China's Princelings: descendants of Mao's generals who control the country's wealth

This long-read from Bloomberg about China's "Princelings" -- the generation of hyper-rich oligarchs' children, descended from Mao's generals -- is endlessly fascinating. Wealth in China is even more concentrated than Russia, Brazil or the USA, and the Chinese looter-class use complex screens that take advantage of different ways of representing their names in English, Cantonese and Mandarin to obscure the ownership of former state assets, flogged at pennies on the dollar in sweetheart deals for the hyper-privileged. The Princelings are western-educated, mostly in the USA, and flaunt expensive luxury-brand accessories on their social media profiles. The accompanying interactive graphic lets you explore the intertwining relationships between the families of the "eight immortals."

Opportunities for the princelings surged in the 1990s after Deng kick-started another wave of economic changes. They jumped into booming industries including commodities and real estate as new factories and expanding cities transformed China’s landscape.

Two of Deng’s children -- Deng Rong, 62, and her brother, Deng Zhifang -- were among the first to enter real estate, even before new rules in 1998 commercialized the mainland’s mass housing market. Two years after Deng Rong accompanied her father on his famous 1992 tour of southern China to showcase the success of emerging export center Shenzhen, she was in Hong Kong to promote a new development she headed in Shenzhen.

Some apartments in the 32-story complex were priced at about $240,000 each, according to a front-page story in the South China Morning Post. Corporate records show that by the late 1990s half of the company was owned by two people with the same names as Deng Rong’s sister-in-law, Liu Xiaoyuan, and the granddaughter of Wang Zhen, Wang Jingjing.

Deng Rong and Deng Zhifang didn’t respond to questions sent by fax to their respective offices in Beijing. Liu couldn’t be reached for comment through one of the companies with which she’s associated. Wang Jingjing didn’t respond to questions couriered to her office in the Chinese capital and a reporter who visited on two occasions was told she wasn’t there.

Heirs of Mao’s Comrades Rise as New Capitalist Nobility [Bloomberg News]


    1. “Great, glorious and correct” is the usual formulation. You wouldn’t want to be incorrect. That can lead to lengthy stays in the countryside.

      1. Mao:

        The Communist Party does not fear criticism because we are Marxists, the truth is on our side, and the basic masses, the workers and peasants, are on our side.

        Speech at the Chinese Communist Party’s National Conference on Propaganda Work (March 12, 1957), 1st pocket ed., p. 14.

  1. Great wealth for the privileged few seems to be a feature of Asian “communism” which more closely resembles Oligarchy than a communal strategy. Look at the ruling family of North Korea: The only fat people in the entire country are related to them.

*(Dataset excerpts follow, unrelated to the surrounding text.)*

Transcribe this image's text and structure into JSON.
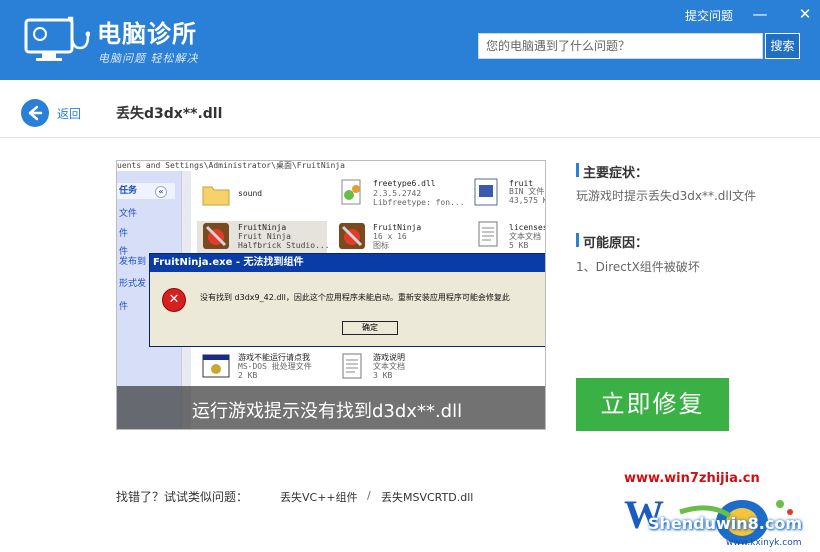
{
  "header": {
    "title": "电脑诊所",
    "subtitle": "电脑问题 轻松解决",
    "feedback_label": "提交问题",
    "minimize": "—",
    "close": "✕",
    "search": {
      "placeholder": "您的电脑遇到了什么问题？",
      "button": "搜索"
    }
  },
  "nav": {
    "back_label": "返回",
    "page_title": "丢失d3dx**.dll"
  },
  "screenshot": {
    "address": "uents and Settings\\Administrator\\桌面\\FruitNinja",
    "tasks_label": "任务",
    "collapse": "«",
    "left_items": [
      "文件",
      "件",
      "件",
      "发布到",
      "形式发",
      "件"
    ],
    "files": [
      {
        "name": "sound",
        "detail": ""
      },
      {
        "name": "freetype6.dll",
        "detail": "2.3.5.2742\nLibfreetype: fon..."
      },
      {
        "name": "fruit",
        "detail": "BIN 文件\n43,575 K"
      },
      {
        "name": "FruitNinja",
        "detail": "Fruit Ninja\nHalfbrick Studio..."
      },
      {
        "name": "FruitNinja",
        "detail": "16 x 16\n图标"
      },
      {
        "name": "licenses",
        "detail": "文本文档\n5 KB"
      },
      {
        "name": "游戏不能运行请点我",
        "detail": "MS-DOS 批处理文件\n2 KB"
      },
      {
        "name": "游戏说明",
        "detail": "文本文档\n3 KB"
      }
    ],
    "dialog": {
      "title": "FruitNinja.exe - 无法找到组件",
      "icon": "✕",
      "message": "没有找到 d3dx9_42.dll，因此这个应用程序未能启动。重新安装应用程序可能会修复此",
      "ok": "确定"
    },
    "caption": "运行游戏提示没有找到d3dx**.dll"
  },
  "symptoms": {
    "heading": "主要症状：",
    "text": "玩游戏时提示丢失d3dx**.dll文件"
  },
  "causes": {
    "heading": "可能原因：",
    "text": "1、DirectX组件被破坏"
  },
  "fix_button": "立即修复",
  "similar": {
    "prefix": "找错了？试试类似问题：",
    "links": [
      "丢失VC++组件",
      "丢失MSVCRTD.dll"
    ],
    "separator": "/"
  },
  "watermark": {
    "url": "www.win7zhijia.cn",
    "logo_text": "Shenduwin8.com",
    "url2": "www.kxinyk.com"
  },
  "colors": {
    "brand": "#2a7fd6",
    "fix": "#3ab045"
  }
}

    1. Is there any country that isn’t run by an oligarchy? I guess you could say that Robert Mugabe is an absolute monarch.

      1. No, there really isn’t but I wasn’t attempting to evaluate the socio-political systems of the entire world. I was commenting on the topic of the post.

      2. Iceland. Maybe. You could also argue for Somalia but I guess the people that run it are probably oligarchs by local standards, i.e. it just doesn’t look like an oligarchy to use ’cause their oligarchs have to spend so much of their income on weapons instead of influence…

  2.  Which is good! Personally, I love and admire all who take advantage of the State’s generous programs to be further educated.

    Those who do not see the value in these opportunities may not be of the best body.

  3. This is the bit that jumps out at me: “Chen Yun, the architect of China’s planned economy, wanted to keep control of the state in the hands of Party veterans and their families, and Deng agreed.”
    I guess that’s predictable enough, but it confirms a suspicion I’ve had: instead of the common view that china’s leaders are capitalist pigs pretending to be communists, they’re really communists pretending to be capitalist pigs.

    1. Deng was purged twice during the Cultural Revolution. You have to wonder what might have happened had Zhou Enlai outlived Mao. China IS the state. To abolish the state is to abolish China. The interests of the Communist Party, whatever its policies and whatever its name can only become synonymous with the interests of the state. Zhou Enlai, a traditional Chinese statesman and administrator, may have been able to moderate the excesses of the Party after the death of Mao. Where or how Marx fits in in Communist China, I do not know.

  4. Wonder how much money they have made from producing goods for Walmart and other importers, and their customers.

  5. In the beginning of the PRC owning property was a capital crime–now party members are making fortunes doing it.  I am reminded of Animal Farm.